8. The Court also finds that the issue of whether the class members’ medical bills at issue in the proposed class are covered and/or reasonable pursuant to the PIP Statute and the applicable insurance policies must be considered by the Court in determining entitlement to relief. The Court finds that a class action or declaratory action would not provide a superior, sufficient or appropriate method for the adjudication of the issues raised in this Action as a matter of law. See, e.g., Herrera v. JFK Medical Ctr. Ltd. P’ship, 87 F. Supp. 3d 1299 (M.D. Fla. 2015); Vandenbrink v. State Farm Mut. Auto. Ins. Co., 2012 WL 3156596, at *3 (M.D. Fla. Aug. 3, 2012); MRI Assocs. of St. Pete, Inc. v. State Farm Mut. Auto. Ins. Co., 755 F. Supp. 2d 1205 (M.D. Fla. 2010); Shenandoah Chiro., P.A. v. Nat’l Specialty Ins. Co., 526 F. Supp. 2d 1283 (S.D. Fla. 2007); State Farm Mut. Auto. Ins. Co. v. Sestile, 821 So. 2d 1244 (Fla. 2d DCA 2002) [27 Fla. L. Weekly D1757a]; Accumed Chiro. & Wellness Ctr., Inc. v. Progressive Select Ins. Co., 22 Fla. L. Weekly Supp. 349a (Fla., 11th Jud’l Cir. 2014); Pan Am Diag. Servs., Inc. v. Equity Ins. Co., 22 Fla. L. Weekly Supp. 814a (Fla., 11th Jud’l Cir. 2014); Progressive Health Servs., Inc. v. Security Nat’l Ins. Co., 22 Fla. L. Weekly Supp. 816a (Fla., 11th Jud’l Cir. 2013).

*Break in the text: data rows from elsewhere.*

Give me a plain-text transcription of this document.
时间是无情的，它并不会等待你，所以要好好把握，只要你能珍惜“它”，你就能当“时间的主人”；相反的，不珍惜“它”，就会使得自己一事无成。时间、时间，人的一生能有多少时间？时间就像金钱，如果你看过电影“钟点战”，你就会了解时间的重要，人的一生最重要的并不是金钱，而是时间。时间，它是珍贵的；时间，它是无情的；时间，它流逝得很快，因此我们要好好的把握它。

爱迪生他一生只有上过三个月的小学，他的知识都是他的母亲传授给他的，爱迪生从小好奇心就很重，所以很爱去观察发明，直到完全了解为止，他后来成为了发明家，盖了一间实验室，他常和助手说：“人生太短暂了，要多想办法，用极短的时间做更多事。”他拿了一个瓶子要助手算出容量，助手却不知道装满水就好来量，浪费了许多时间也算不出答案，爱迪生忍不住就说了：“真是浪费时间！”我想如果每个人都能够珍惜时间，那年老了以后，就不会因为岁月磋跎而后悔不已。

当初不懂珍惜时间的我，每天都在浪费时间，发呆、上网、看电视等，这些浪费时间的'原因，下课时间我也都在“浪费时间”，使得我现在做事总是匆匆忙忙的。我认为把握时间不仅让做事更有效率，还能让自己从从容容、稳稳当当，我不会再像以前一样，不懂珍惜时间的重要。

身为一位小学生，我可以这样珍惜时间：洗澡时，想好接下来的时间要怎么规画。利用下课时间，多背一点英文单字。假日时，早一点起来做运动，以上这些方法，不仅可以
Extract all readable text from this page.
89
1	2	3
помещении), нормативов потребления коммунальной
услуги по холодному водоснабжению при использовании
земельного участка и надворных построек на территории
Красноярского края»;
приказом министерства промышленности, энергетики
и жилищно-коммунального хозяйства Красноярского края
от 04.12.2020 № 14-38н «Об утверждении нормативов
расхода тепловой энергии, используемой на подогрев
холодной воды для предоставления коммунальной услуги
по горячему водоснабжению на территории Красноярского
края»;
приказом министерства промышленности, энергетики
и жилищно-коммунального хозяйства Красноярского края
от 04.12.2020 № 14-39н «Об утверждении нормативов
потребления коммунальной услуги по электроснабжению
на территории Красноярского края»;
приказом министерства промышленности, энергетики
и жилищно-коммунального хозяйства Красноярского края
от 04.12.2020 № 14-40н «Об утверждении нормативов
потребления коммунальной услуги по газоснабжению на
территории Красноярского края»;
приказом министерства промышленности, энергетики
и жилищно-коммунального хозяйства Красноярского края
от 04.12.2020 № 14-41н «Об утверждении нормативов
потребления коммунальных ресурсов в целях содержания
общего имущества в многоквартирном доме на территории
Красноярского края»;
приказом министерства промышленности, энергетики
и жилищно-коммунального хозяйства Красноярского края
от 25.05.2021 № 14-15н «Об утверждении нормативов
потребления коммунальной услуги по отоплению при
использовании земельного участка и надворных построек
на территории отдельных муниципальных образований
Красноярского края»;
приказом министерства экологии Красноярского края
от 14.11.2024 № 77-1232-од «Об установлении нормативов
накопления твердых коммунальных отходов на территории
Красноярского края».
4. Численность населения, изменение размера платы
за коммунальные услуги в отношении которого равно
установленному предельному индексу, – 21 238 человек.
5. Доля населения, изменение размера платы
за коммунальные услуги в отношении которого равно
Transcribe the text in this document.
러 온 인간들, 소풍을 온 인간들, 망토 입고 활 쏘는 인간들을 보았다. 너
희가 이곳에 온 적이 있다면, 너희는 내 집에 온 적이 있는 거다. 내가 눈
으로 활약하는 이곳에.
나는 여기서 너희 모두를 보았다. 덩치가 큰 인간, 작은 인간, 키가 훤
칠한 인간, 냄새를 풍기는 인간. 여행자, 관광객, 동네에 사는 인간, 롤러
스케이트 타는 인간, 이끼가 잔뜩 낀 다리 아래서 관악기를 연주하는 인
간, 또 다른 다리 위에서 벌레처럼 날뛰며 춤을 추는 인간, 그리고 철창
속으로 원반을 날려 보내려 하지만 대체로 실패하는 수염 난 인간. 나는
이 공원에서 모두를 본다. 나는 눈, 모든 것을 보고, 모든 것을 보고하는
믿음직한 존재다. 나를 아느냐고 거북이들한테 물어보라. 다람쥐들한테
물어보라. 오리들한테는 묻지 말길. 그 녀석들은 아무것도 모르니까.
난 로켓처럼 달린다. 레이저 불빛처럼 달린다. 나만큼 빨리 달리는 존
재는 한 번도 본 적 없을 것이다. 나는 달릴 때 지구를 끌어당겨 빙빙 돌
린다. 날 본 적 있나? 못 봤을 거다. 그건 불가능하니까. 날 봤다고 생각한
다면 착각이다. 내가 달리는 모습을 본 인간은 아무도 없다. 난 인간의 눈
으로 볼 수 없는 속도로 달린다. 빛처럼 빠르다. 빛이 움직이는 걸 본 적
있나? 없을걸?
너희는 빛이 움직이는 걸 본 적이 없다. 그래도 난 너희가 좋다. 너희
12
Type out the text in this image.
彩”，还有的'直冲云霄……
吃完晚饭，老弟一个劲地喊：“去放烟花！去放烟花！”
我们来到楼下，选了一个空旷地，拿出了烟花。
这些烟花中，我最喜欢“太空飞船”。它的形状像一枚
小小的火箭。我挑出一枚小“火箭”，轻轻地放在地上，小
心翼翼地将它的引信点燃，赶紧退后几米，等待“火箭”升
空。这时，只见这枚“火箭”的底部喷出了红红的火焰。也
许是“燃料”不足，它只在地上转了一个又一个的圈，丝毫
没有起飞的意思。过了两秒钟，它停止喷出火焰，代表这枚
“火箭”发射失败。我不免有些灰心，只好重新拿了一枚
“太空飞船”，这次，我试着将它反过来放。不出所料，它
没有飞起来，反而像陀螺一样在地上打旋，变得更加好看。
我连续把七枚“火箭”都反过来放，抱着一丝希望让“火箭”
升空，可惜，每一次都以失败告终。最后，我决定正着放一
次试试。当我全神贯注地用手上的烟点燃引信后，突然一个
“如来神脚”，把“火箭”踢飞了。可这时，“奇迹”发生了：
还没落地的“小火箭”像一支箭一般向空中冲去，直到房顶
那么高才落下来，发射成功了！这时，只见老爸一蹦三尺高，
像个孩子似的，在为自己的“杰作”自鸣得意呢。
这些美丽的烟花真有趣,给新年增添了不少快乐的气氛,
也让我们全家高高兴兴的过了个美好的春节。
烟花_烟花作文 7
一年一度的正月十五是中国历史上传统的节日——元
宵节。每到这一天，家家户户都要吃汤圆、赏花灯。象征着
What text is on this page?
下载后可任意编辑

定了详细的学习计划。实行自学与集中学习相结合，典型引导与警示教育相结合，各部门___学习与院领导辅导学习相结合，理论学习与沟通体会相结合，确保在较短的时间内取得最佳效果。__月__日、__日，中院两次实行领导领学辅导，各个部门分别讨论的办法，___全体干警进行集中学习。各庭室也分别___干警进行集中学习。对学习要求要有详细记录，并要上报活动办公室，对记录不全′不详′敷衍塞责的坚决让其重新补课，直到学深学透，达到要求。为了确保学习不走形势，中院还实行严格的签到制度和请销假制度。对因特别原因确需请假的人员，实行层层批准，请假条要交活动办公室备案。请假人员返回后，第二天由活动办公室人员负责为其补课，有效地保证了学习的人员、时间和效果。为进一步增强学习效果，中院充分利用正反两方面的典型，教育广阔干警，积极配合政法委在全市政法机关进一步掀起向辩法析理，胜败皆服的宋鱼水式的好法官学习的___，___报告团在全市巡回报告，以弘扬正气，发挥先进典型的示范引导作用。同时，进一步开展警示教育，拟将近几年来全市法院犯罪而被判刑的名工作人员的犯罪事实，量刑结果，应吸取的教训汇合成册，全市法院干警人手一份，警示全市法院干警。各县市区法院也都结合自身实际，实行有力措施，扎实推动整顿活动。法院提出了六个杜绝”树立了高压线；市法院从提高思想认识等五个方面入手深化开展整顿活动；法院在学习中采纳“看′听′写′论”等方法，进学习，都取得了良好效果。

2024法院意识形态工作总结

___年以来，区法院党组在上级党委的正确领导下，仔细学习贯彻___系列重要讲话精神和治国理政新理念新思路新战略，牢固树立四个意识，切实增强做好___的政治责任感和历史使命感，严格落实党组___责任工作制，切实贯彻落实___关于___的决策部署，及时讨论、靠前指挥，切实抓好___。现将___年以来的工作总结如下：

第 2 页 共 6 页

9. Plaintiff’s claim for declaratory relief is improper because: (a) declaratory relief is not the primary relief sought; and (b) Plaintiff has an adequate remedy at law. As set forth above, Plaintiff’s primary purpose is to recover damages in form of reimbursements to herself and the putative class members (Am. Compl., Prayer for Relief at (C)).